How many of you look back on your day and say I got nothing done? This thought unless you learn to control it raises your stress and anxiety. And you really mean I didn’t do the things I planned to do. For example, I set down 3-5 things I want to get done each day. Many days I don’t get what I planned to do done. To reduce my stress, I also keep track of what I got done. So, I may have done 3-5 other things that needed to do instead, so why beat myself up.

 Accept your cravings. This is the test that I most often fail at. But don’t act on them. This is self-control and willpower. Step back and analyze them and then choose whether to give in. Every time you resist, you strengthen your willpower.

Discipline

 Discipline is the ability to control yourself or other people, even in difficult situations. We achieve it through training. Teams, soldiers,  marching bands, and others train for endless hours so that they are disciplined and know what to do when a situation arises. Self-discipline creates habits that enable us to get things done. For example, writers write every day at the same time or the same number of words. Or you may have a journaling habit of starting your day writing whatever is in your mind. Doing a mind dump. Self-discipline is shown when you regularly reflect on what is going on so you can clarify your focus on what you need to do. If you get off track, this reflection and review get you back where you want to be.

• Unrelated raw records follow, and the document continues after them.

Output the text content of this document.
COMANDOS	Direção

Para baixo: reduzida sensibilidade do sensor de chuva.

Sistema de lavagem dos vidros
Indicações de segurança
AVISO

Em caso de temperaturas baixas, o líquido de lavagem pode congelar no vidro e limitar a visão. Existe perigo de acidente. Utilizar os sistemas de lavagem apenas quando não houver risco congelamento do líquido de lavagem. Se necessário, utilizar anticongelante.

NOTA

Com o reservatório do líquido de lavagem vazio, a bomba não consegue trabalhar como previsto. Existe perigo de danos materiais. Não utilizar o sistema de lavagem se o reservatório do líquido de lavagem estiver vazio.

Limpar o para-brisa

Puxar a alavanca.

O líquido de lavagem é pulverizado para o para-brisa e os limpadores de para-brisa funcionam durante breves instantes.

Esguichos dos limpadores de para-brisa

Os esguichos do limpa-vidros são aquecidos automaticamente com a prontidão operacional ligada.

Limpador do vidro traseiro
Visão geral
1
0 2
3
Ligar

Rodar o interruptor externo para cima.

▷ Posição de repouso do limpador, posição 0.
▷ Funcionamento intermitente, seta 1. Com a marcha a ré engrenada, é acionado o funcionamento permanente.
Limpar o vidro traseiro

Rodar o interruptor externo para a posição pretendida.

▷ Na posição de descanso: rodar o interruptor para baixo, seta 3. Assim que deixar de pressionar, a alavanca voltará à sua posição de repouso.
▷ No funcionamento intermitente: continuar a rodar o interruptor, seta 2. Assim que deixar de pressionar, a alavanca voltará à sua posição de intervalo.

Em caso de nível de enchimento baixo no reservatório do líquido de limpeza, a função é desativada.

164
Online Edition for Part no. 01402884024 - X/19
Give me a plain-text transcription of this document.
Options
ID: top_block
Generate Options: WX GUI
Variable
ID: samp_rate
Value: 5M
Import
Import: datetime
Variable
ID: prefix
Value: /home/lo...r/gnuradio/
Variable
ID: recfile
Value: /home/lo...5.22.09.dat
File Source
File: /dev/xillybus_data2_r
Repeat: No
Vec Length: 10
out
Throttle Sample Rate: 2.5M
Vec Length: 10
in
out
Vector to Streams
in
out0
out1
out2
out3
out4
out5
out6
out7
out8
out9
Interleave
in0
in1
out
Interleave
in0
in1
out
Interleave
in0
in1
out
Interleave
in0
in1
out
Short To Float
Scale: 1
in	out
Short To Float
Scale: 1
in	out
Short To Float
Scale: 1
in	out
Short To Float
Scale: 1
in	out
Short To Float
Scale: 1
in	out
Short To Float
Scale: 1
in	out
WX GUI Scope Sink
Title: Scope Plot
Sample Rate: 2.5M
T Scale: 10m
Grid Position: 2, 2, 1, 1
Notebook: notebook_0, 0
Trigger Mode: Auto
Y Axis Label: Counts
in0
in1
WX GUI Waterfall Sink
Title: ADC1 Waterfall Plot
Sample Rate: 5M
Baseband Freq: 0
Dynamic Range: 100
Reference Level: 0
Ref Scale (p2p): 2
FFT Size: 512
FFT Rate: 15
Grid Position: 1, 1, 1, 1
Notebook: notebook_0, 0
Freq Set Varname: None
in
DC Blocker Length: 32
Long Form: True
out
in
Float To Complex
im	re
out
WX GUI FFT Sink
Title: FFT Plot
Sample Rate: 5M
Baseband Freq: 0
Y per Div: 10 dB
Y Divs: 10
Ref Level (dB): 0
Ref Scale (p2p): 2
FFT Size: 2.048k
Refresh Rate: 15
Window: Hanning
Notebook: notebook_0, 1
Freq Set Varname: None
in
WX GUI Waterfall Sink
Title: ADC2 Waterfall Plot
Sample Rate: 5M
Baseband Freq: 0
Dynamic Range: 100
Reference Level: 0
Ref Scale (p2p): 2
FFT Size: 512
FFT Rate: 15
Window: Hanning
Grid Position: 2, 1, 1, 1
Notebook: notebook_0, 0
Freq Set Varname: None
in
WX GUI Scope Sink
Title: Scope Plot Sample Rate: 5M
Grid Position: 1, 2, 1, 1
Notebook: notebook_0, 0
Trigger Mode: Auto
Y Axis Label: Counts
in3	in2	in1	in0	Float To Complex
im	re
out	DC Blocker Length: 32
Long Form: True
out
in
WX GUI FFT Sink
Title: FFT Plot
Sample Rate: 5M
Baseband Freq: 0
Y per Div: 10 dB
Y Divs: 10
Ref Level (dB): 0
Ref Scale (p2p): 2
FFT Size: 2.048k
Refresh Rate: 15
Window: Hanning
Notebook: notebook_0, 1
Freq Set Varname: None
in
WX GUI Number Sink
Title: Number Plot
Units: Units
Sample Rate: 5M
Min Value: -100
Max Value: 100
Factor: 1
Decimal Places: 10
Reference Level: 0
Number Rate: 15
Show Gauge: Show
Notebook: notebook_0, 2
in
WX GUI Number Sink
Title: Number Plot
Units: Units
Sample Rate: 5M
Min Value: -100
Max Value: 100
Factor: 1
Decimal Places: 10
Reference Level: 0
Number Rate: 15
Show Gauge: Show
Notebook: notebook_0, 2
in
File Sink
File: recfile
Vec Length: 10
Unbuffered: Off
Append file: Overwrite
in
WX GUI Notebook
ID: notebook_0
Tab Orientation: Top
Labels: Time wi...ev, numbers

All three: motivation, willpower, and discipline are similar and all relate to you and yourself. Are you going to plan what you want to do, take action, and reflect on the results so that you can become highly motivated, build a deep reservoir of willpower, and become self-disciplined?

Only you know the answer! But the journey is exceptional. Take action and produce the results you want. Build a balanced life around discipline, focus, reliability, consistency, and credibility.

“We need to accept that we won’t always make the right decisions, that we’ll screw up royally sometimes–understanding that failure is not the opposite of success, it’s part of success.”–Arianna Huffington.

“Smart people learn from everything and everyone, average people from their experiences, stupid people already have all the answers.”–Socrates.